La de Popeye es la historia de una confusión, una equivocación que explica por qué Weitzberg aludió ayer en su presentación al marino tuerto más conocido por los niños. Según se cuenta, en 1890 un investigador estadounidense experto en nutrición, J. Farrar, publicó un influyente trabajo sobre las bondades de las espinacas. Atribuyen a su pobre secretaria la transcripción del número 30 en lugar de un 3 en la casilla donde debían figurar los miligramos de hierro que contenía la hortaliza. Así nació la leyenda.

Hábitos alimentarios

Años después, un grupo alemán descubrió el error, pero ya era demasiado tarde para Popeye. Sus creadores, que querían fomentar buenos hábitos alimentarios entre la población infantil, podían haberle dibujado como un devorador de lentejas, berenjenas o alubias, que son mucho más ricas en hierro. Pero los científicos no llegaron a tiempo y millones de niños crecieron -crecimos- convencidos de que o tomábamos espinacas o no seríamos tan fuertes como él.

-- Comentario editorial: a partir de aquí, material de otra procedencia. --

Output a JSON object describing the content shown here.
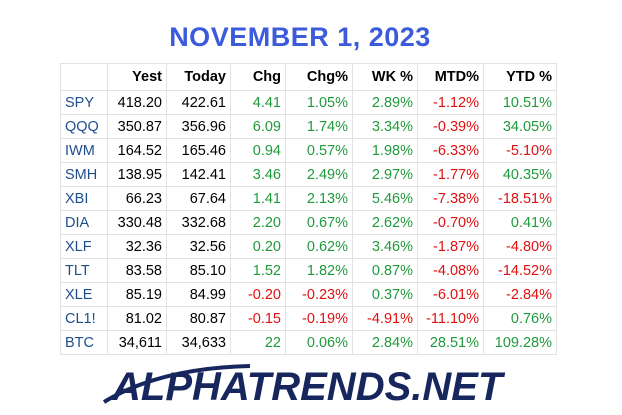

El tiempo, con el concurso de la ciencia, ha ido tumbando mil y una creencias populares tan extendidas como falsas: que es bueno dar un vasito de vino dulce a los niños en las comidas, que los conservantes son cancerígenos, que la sal y el agua engordan y las fibras, en cambio, adelgazan… En fin, la lista es larga y en ocasiones también ridícula.